The translation itself has been capably executed by Camellia Nieh, and out of curiosity I compared her approach to the original Viz version (produced by Yuji Oniki). The Viz translation was actually quite good, but the Vertical one is slightly better in a couple of respects. Certain things that didn’t translate well the first time out have been completely reworked. In the first volume, when Black Jack originally confronted the cyst that contained Pinoco, he declared “Is it you, ‘Bumpie’?” Here, it’s simply “You lump!”, which is more direct and less contrived-sounding (and potentially confusing). Also, cultural references which had been completely rewritten or omitted in the original translation have been restored, along with footnotes to explain them. Sound effects are also annotated directly on the page without being fully retouched. (My two favorite models for how this sort of thing is done are Del Rey and Dark Horse, but the way Vertical does things here is quite laudable.)
Most of Vertical’s issues have been without bonus material, and that’s been a bit disappointing.

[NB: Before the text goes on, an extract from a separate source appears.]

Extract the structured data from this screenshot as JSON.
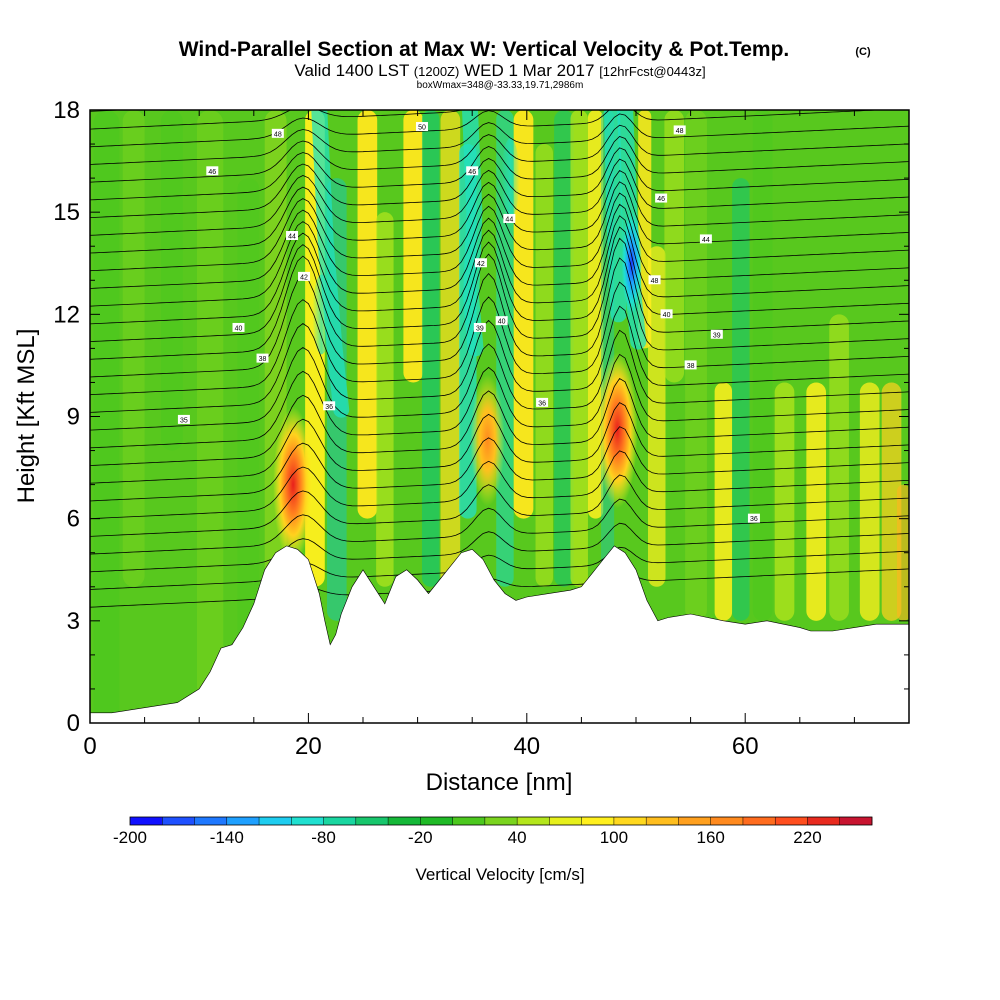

I liked, for instance, the editorial commentary in the back of the Tezuka / Urasawa crossover-cum-collaboration Pluto. Nothing like that here; the presentation has been as consistently minimal and spare as printings of The Catcher in the Rye. The only bonus this time around is a few pages excerpted from another Tezuka work also published by Vertical, the excellent Dororo (with a kind of medical-anomaly tie-in theme).
The Bottom Line: Lou Reed may once have bragged “My b.s. is better than anyone else’s diamonds,” but that didn’t make his throwaway albums—like Sally Can’t Dance and The Bells—any more listenable. And even if Tezuka was still able to run rings about his contemporaries on days when he wasn’t even trying, that doesn’t mean we need to give him a pass for that.
But let’s not end this on a down note. Black Jack is coming out in English. The whole thing. Good, bad, and ugly. You may now continue celebrating.